Maintenant, quand est-il de la quantité de gras utilisée lors de la course? Combien de kg de gras ai-je bien pu faire fondre (non pas que j’en ai de trop…)? Le gras est une source d’énergie biologique extrêmement dense ce qui veut dire qu’une petite quantité peut fournir beaucoup d’énergie. D’un point de vue propre à l’évolution, c’est une excellente nouvelle : nous avons un carburant compact (peu de coûts de transport) et riche en énergie. Cependant, dans un environnement où il est rendu difficile d’utiliser du carburant, les barils de pétrole s’accumulent dangereusement dans l’entrepôt pour bon nombre d’heureux citoyens. Alors, combien de gras ai-je utilisé pendant ma course? À l’aide de calculs (oui je sais, vous n’aimez pas les calculs. Je passerai rapidement à la réponse) il est possible d’estimer la quantité de gras oxydée pour la durée de la course.
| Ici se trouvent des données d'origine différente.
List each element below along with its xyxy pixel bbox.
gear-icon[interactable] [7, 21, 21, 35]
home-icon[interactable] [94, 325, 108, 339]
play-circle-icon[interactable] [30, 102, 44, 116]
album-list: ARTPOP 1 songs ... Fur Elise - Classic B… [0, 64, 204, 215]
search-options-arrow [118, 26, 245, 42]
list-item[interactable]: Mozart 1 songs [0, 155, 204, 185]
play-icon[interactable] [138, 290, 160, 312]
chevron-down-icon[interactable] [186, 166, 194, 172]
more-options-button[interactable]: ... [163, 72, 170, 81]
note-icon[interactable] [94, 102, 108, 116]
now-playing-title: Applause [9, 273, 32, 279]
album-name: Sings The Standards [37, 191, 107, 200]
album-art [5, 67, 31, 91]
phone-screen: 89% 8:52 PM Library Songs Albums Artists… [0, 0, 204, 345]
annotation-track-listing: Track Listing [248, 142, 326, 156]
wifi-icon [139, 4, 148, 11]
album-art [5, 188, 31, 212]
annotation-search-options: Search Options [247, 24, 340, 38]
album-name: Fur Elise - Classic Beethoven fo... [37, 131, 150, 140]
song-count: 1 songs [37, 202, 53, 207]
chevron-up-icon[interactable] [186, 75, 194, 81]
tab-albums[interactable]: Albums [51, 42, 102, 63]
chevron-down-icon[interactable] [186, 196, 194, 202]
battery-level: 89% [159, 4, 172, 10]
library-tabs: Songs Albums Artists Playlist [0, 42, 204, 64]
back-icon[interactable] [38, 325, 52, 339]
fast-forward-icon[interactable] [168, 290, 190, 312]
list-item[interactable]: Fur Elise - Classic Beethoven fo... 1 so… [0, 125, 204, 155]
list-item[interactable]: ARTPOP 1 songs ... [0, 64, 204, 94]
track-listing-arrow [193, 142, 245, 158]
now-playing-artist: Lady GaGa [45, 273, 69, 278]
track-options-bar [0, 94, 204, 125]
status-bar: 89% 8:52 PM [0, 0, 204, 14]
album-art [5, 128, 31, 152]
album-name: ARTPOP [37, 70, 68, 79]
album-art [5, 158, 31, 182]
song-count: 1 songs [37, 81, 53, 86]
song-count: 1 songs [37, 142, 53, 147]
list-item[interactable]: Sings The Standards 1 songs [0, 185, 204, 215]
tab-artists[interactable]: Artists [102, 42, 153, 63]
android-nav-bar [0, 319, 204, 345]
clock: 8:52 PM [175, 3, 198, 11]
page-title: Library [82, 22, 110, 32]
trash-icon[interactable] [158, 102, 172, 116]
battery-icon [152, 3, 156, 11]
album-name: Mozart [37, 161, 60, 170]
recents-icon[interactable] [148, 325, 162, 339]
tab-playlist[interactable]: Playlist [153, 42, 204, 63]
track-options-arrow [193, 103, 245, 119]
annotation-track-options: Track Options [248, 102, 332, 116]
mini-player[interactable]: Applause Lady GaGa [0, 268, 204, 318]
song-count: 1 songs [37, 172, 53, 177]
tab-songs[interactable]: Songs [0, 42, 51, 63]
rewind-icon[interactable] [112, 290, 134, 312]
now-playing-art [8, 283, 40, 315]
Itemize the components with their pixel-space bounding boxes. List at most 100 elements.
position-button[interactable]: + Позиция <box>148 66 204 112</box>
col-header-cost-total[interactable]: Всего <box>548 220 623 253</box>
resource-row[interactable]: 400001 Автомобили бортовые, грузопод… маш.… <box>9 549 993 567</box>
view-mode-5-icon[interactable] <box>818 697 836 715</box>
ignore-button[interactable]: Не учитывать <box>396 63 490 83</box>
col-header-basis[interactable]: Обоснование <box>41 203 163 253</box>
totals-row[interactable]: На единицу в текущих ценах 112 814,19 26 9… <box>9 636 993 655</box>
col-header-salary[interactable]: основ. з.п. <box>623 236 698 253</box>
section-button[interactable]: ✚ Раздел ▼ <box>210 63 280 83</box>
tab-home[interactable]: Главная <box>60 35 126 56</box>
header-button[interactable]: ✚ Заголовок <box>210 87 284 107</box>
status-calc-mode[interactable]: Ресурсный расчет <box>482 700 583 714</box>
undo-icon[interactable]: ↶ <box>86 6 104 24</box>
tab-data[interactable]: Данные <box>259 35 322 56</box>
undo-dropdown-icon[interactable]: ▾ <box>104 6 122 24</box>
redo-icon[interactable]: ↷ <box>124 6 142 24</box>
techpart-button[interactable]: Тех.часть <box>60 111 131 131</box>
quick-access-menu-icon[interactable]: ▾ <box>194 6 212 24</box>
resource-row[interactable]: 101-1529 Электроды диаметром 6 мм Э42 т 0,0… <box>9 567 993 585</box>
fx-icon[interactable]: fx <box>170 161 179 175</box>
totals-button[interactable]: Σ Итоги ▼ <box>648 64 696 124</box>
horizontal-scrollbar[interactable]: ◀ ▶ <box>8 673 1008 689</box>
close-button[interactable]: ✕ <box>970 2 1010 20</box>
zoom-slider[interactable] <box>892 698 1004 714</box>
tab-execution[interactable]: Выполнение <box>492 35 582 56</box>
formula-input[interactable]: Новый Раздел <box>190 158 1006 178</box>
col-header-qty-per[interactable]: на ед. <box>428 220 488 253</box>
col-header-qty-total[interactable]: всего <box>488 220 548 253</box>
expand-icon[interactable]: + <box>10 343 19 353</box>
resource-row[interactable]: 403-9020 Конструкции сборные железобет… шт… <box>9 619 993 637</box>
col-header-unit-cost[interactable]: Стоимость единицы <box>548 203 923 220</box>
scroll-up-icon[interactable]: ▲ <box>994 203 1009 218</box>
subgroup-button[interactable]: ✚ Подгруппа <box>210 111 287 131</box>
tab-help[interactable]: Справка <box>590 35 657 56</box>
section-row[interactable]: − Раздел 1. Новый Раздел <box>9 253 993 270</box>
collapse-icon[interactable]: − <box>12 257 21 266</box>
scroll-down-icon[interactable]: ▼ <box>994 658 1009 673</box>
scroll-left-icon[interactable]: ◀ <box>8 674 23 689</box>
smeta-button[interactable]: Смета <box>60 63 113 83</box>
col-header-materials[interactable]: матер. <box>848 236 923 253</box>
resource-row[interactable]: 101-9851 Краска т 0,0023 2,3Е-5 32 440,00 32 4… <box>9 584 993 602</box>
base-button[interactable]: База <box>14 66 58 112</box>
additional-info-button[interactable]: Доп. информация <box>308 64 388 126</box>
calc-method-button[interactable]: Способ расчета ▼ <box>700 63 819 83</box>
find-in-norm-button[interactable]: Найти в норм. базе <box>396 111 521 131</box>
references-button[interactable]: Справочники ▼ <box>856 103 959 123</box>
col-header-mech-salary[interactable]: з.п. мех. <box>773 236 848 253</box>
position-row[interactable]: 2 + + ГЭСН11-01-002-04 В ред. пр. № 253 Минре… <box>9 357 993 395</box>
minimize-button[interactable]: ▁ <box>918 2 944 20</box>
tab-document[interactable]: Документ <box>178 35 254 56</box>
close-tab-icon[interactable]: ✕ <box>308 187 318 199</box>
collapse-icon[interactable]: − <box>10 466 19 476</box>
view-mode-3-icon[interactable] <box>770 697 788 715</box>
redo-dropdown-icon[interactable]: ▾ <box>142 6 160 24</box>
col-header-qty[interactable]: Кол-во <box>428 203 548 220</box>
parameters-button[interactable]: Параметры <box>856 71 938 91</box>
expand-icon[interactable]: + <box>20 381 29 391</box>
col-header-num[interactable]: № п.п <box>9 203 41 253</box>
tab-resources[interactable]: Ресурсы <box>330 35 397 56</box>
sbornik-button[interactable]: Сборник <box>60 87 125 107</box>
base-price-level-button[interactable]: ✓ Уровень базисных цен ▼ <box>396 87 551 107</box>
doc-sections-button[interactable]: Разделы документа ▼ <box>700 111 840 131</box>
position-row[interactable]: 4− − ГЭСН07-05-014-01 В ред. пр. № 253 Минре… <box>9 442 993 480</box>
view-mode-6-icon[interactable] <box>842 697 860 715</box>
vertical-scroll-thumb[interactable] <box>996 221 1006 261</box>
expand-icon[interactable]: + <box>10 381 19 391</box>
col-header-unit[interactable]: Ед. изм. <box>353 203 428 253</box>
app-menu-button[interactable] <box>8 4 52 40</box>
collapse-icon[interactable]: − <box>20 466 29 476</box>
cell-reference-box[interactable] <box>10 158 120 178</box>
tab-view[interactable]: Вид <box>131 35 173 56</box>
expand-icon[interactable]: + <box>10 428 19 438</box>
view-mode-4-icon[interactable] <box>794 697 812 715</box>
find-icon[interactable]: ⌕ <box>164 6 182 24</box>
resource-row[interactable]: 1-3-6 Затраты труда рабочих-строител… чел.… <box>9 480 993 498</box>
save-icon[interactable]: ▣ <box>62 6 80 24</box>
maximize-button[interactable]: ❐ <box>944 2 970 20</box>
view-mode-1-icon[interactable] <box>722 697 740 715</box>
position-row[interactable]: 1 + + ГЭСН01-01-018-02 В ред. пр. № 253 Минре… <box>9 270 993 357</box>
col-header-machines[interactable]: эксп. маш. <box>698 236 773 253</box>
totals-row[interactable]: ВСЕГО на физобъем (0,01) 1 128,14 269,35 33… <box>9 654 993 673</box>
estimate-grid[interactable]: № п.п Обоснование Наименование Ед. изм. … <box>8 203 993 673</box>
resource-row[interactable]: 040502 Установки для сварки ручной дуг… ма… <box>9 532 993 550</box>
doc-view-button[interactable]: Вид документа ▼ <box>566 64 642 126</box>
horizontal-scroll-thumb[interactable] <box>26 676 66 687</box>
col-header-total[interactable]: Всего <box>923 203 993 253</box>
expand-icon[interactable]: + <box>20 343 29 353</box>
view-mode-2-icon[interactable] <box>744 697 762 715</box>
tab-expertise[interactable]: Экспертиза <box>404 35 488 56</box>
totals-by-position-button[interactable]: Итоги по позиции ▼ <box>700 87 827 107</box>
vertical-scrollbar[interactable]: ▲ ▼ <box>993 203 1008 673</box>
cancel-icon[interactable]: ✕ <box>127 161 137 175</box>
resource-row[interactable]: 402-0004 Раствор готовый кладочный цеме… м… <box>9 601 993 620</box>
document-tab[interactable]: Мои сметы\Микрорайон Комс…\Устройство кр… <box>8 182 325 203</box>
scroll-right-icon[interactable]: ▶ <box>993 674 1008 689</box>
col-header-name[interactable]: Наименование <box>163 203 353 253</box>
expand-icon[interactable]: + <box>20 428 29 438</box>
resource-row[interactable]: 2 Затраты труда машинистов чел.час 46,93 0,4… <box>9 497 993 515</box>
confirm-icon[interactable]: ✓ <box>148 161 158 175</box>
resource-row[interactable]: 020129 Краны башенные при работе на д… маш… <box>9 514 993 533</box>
J’estime que j’ai couru mon marathon à environ 70 % de ma capacité aérobie (d’autres calculs), j’ai donc utilisé approximativement (si mes calculs sont bons) 65 g de gras et 564 g de glucides. Nous sommes bien loin du kilo de gras!

En fait, si dans mon cas, un marathon n’a pas eu de répercussion négative sur l’activité physique des jours qui suivent, il n’en demeure pas moins que cela ne peut suffire à générer une perte de gras permettant un changement notable de la composition corporelle. Il est également très important de noter que je n’ai même pas considéré une autre variable importante : l’impact de l’activité physique sur l’appétit et les apports nutritionnels.

En terminant, en hommage à Steve Jobs, « one last thing » (Steve Jobs terminait souvent ses présentations de cette façon) : il importe de développer une perception globale de ce qu’est l’activité physique et des impacts potentiels sur la santé et la composition corporelle. On ne peut considérer une activité physique de façon ponctuelle, il faut absolument penser à modifier des paramètres qui perdurent dans le temps afin d’espérer pouvoir générer des changements durables et surtout profitables. Ne faites pas que voir le présent, vivez-le.